The response was overwhelming. “Romanians opened their doors, first from Italy, then from Spain,” Muresan said. “They kept calling me: ‘I have two houses, I have seven houses.’ ” The first thing she did was ask for the homeless Romanians’ IDs and take them to the consulate to make sure they had no criminal records. Eventually, “they were going to be taken in by someone,” she says frankly. “There were some cohabitation issues, but they were resolved.” Muresan estimates that about 1,500 people, mostly seasonal workers, were taken in.
Sabina Dinita is the founder of “Cutiei cu Medicamente” (Medicine Box). Founded in 2017, the organization, through the RoOmenia group, purchases and transports medicines that Romanian hospitals lack, especially oncology medicines for children.
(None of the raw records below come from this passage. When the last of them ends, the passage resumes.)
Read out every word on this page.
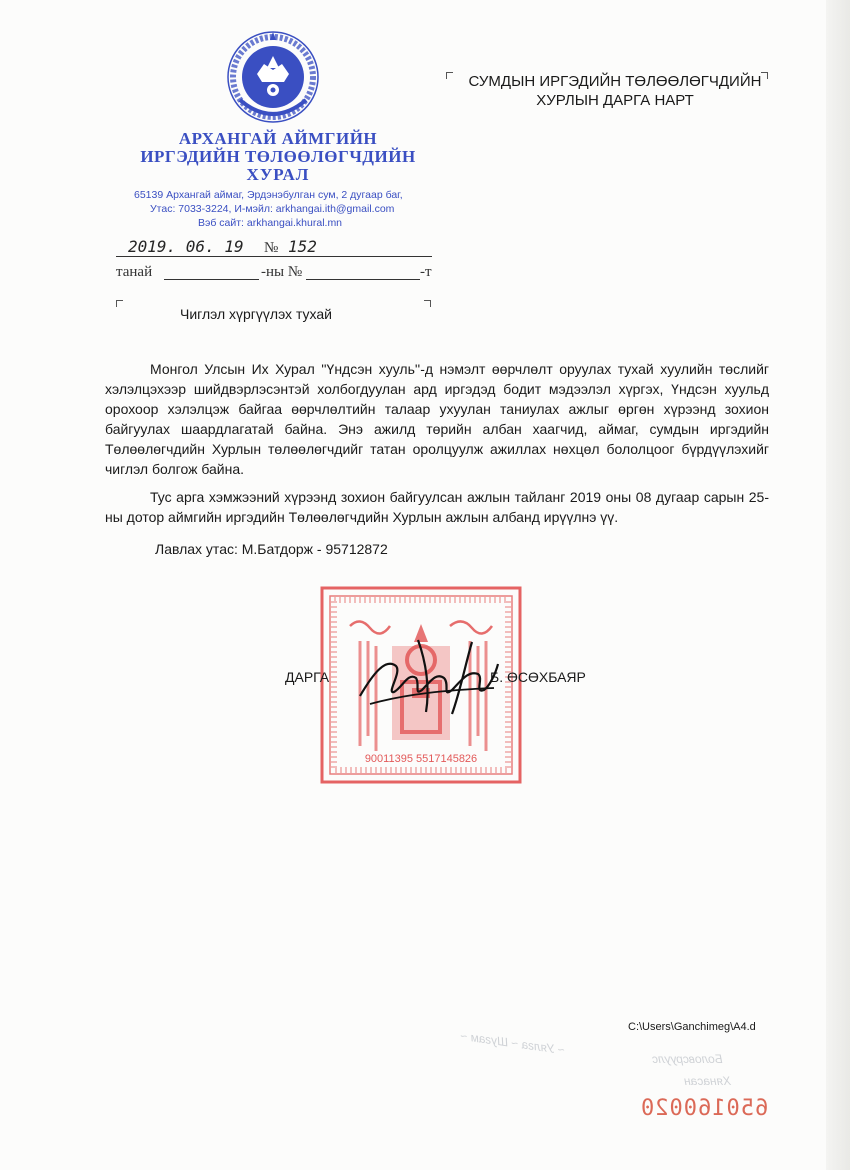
АРХАНГАЙ АЙМГИЙН
ИРГЭДИЙН ТӨЛӨӨЛӨГЧДИЙН
ХУРАЛ
65139 Архангай аймаг, Эрдэнэбулган сум, 2 дугаар баг,
Утас: 7033-3224, И-мэйл: arkhangai.ith@gmail.com
Вэб сайт: arkhangai.khural.mn
СУМДЫН ИРГЭДИЙН ТӨЛӨӨЛӨГЧДИЙН
ХУРЛЫН ДАРГА НАРТ
2019. 06. 19 № 152
танай	-ны №	-т
Чиглэл хүргүүлэх тухай

Монгол Улсын Их Хурал ''Үндсэн хууль''-д нэмэлт өөрчлөлт оруулах тухай хуулийн төслийг хэлэлцэхээр шийдвэрлэсэнтэй холбогдуулан ард иргэдэд бодит мэдээлэл хүргэх, Үндсэн хуульд орохоор хэлэлцэж байгаа өөрчлөлтийн талаар ухуулан таниулах ажлыг өргөн хүрээнд зохион байгуулах шаардлагатай байна. Энэ ажилд төрийн албан хаагчид, аймаг, сумдын иргэдийн Төлөөлөгчдийн Хурлын төлөөлөгчдийг татан оролцуулж ажиллах нөхцөл бололцоог бүрдүүлэхийг чиглэл болгож байна.

Тус арга хэмжээний хүрээнд зохион байгуулсан ажлын тайланг 2019 оны 08 дугаар сарын 25-ны дотор аймгийн иргэдийн Төлөөлөгчдийн Хурлын ажлын албанд ирүүлнэ үү.

Лавлах утас: М.Батдорж - 95712872
90011395 5517145826
ДАРГА	Б. ӨСӨХБАЯР
C:\Users\Ganchimeg\A4.d
~ Уялга ~ Шугам ~
Боловсруулс
Хянасан
650160020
Sitting in a Bucharest café one evening in late June, Dinita explains how it works: “They (RoOmenia) have a really big network, so they always know if someone is leaving the country and returning to Romania. I buy medicines in Western Europe and bring them to Romania through volunteers who drive trucks.”
Romania is the EU country with the lowest per capita spending on cancer treatment (€70), well below Austria, Germany and France (over €250) and less than a quarter of Luxembourg (€294) (OECD figures).
Niku, a 45-year-old Romanian, discovered RoOmenia when a user on an online car forum asked for help and was directed to the group. “It’s funny how people like the bad stuff, but they also like the good stuff. You kind of unconsciously join in,” he muses. “It’s a huge community.” He says only a handful are real volunteers. “The rest have been like me so far. They’re the ones who have the lifeline. Just in case.”
Next Step: Confronting Loneliness
Adriana Muresan says RoOmenia currently works on a volunteer map. “When something happens in the area, we tag it.” Each country has a coordinator with hundreds of volunteers who respond to emergencies 24 hours a day via chat.
Muresan is often asked how she manages to get so many people involved. “It’s easy. Everyone has a place here, and they do what they want. If animals are your thing, we have that. If you’re interested in medicine for children, we have that. If you want to take out a cake for the truck driver who’s alone in the parking lot on Christmas, that’s possible. Everyone can do what they want and they can.”
Muresan is currently on permanent leave from her job on the road. But despite her obvious organizing skills, she says she has not been asked to go into politics. She has no intention of doing so. She says she would “lose her freedom.”
One of Romania’s most recent activities took place during the European elections on June 9. Group members provided transportation for German seasonal workers and some Danube boatmen to get to the polls. Muresan also recalls a much more difficult recent case involving the consulate: providing assistance to a Romanian who had been abused in Abu Dhabi.
Muresan explains that the group only approves requests that are “urgent, critical and verified.” The goal is to prevent fraud and avoid wasting volunteers’ time.
RoOmenia’s next campaign targets Romanian domestic workers. The idea is for volunteers living nearby to meet them for coffee and a chat. “These people need to speak and talk in their own language,” explains Adriana Muresan. “To heal their soul and their loneliness a little bit.”